An obvious basis is then $\{1,x,\ldots,x^{d-1}\}$, and the ease with which a table of products $x^j x^k = x^{j+k}$ can be expressed in this basis depends on the special structure of $f(x)$.  Often, but not always, we may find an irreducible polynomial of the required degree of the form $f(x) = x^d + ax + b$.  For characteristic $p=2$ there are few coefficients $a,b$ to use, so generally we can only hope for another trinomial or even a pentanomial to be irreducible.  Note in particular that if $d$ is a multiple of eight, there are no irreducible trinomials of degree $d$ over $\mathbb{F}_2$.  The odd characteristic $p$ cases lacking irreducible binomial or trinomial polynomials are explored by Hanson, Panario, and Thomson.
If a trinomial $f(x)$ is available, then the multiplication table for its power basis $\{1,x,\ldots,x^{d-1}\}$ will have monomial entries $x^{j+k}$ when $j+k \lt d$ and binomial entries for the rest.

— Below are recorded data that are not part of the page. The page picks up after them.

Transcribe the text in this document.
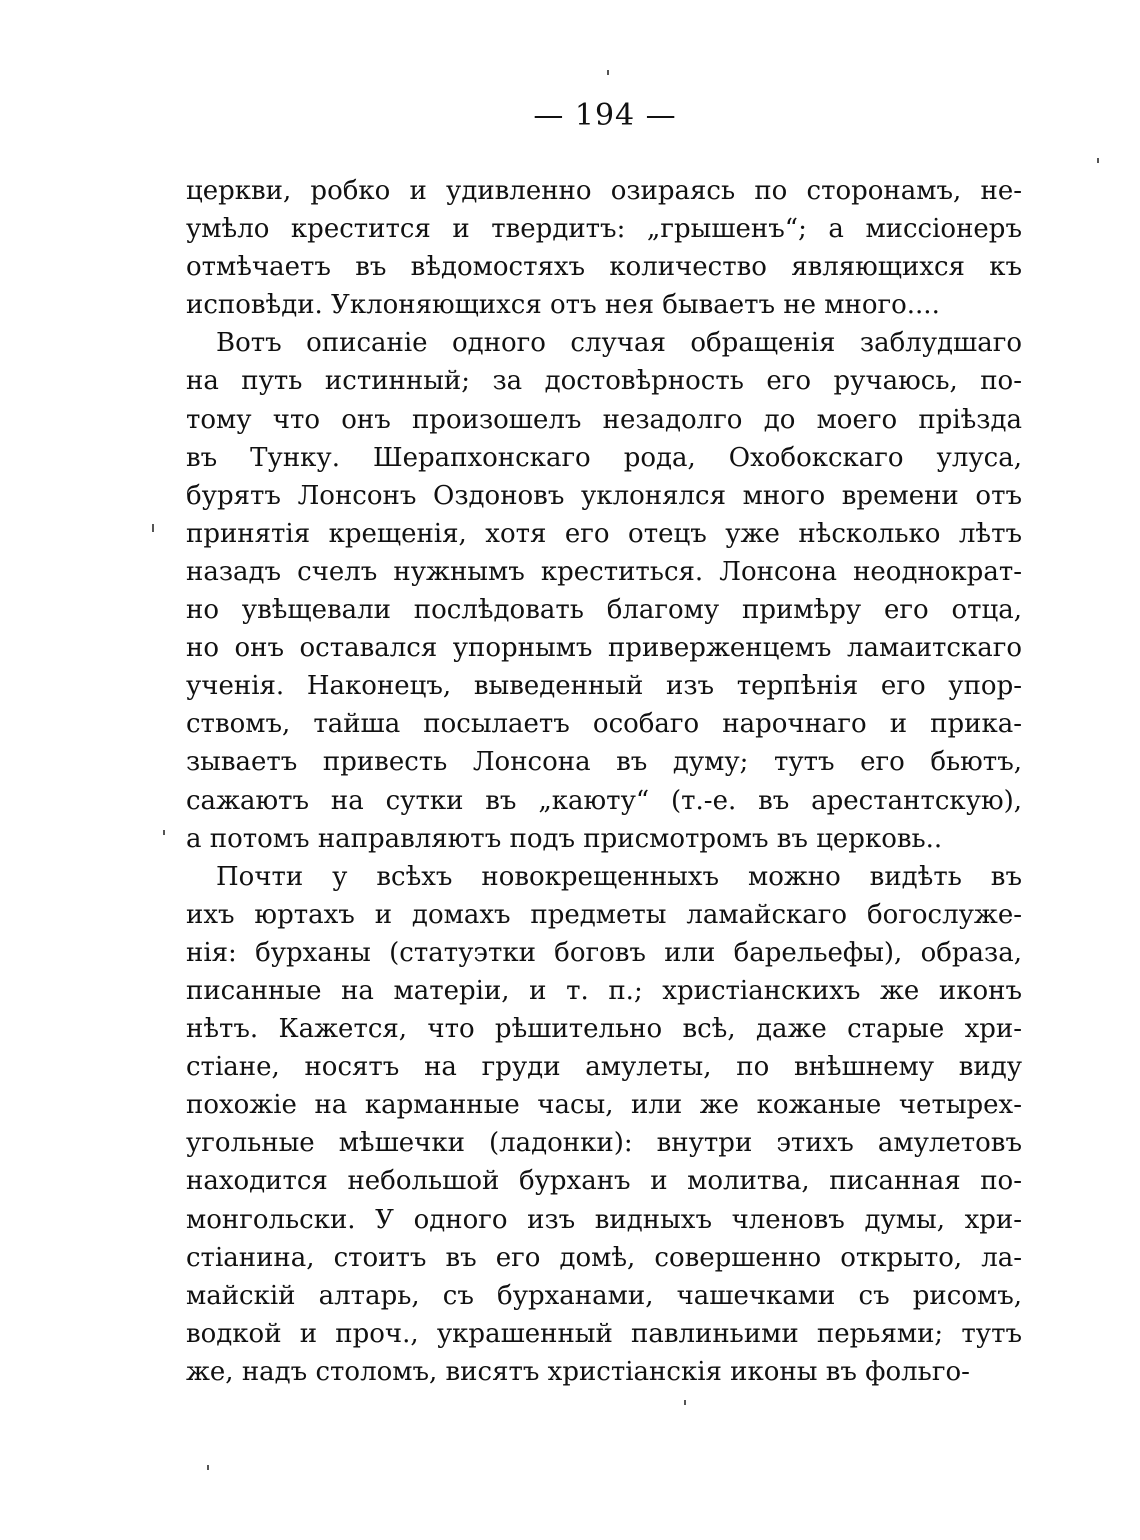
— 194 —
церкви, робко и удивленно озираясь по сторонамъ, не-
умѣло креститcя и твердитъ: „грышенъ“; а миссіонеръ
отмѣчаетъ въ вѣдомостяхъ количество являющихся къ
исповѣди. Уклоняющихся отъ нея бываетъ не много....
Вотъ описаніе одного случая обращенія заблудшаго
на путь истинный; за достовѣрность его ручаюсь, по-
тому что онъ произошелъ незадолго до моего пріѣзда
въ Тунку. Шерапхонскаго рода, Охобокскаго улуса,
бурятъ Лонсонъ Оздоновъ уклонялся много времени отъ
принятія крещенія, хотя его отецъ уже нѣсколько лѣтъ
назадъ счелъ нужнымъ креститься. Лонсона неоднократ-
но увѣщевали послѣдовать благому примѣру его отца,
но онъ оставался упорнымъ приверженцемъ ламаитскаго
ученія. Наконецъ, выведенный изъ терпѣнія его упор-
ствомъ, тайша посылаетъ особаго нарочнаго и прика-
зываетъ привесть Лонсона въ думу; тутъ его бьютъ,
сажаютъ на сутки въ „каюту“ (т.-е. въ арестантскую),
а потомъ направляютъ подъ присмотромъ въ церковь..
Почти у всѣхъ новокрещенныхъ можно видѣть въ
ихъ юртахъ и домахъ предметы ламайскаго богослуже-
нія: бурханы (статуэтки боговъ или барельефы), образа,
писанные на матеріи, и т. п.; христіанскихъ же иконъ
нѣтъ. Кажется, что рѣшительно всѣ, даже старые хри-
стіане, носятъ на груди амулеты, по внѣшнему виду
похожіе на карманные часы, или же кожаные четырех-
угольные мѣшечки (ладонки): внутри этихъ амулетовъ
находится небольшой бурханъ и молитва, писанная по-
монгольски. У одного изъ видныхъ членовъ думы, хри-
стіанина, стоитъ въ его домѣ, совершенно открыто, ла-
майскій алтарь, съ бурханами, чашечками съ рисомъ,
водкой и проч., украшенный павлиньими перьями; тутъ
же, надъ столомъ, висятъ христіанскія иконы въ фольго-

The extension $\mathbb{F}_q$ over $\mathbb{F}_p$, $q=p^d$ for prime $p$, is the splitting field for $x^{p^d}-x$ and hence always a Galois extension.  By normal basis is meant a basis which is the orbit of some element $\eta \in \mathbb{F}_q$ under the action of the Galois group of $\mathbb{F}_q$ over $\mathbb{F}_p$.  A normal basis would be especially useful for an application requiring frequent $p$th powers or roots.  See Carella's survey linked above for more details and applications.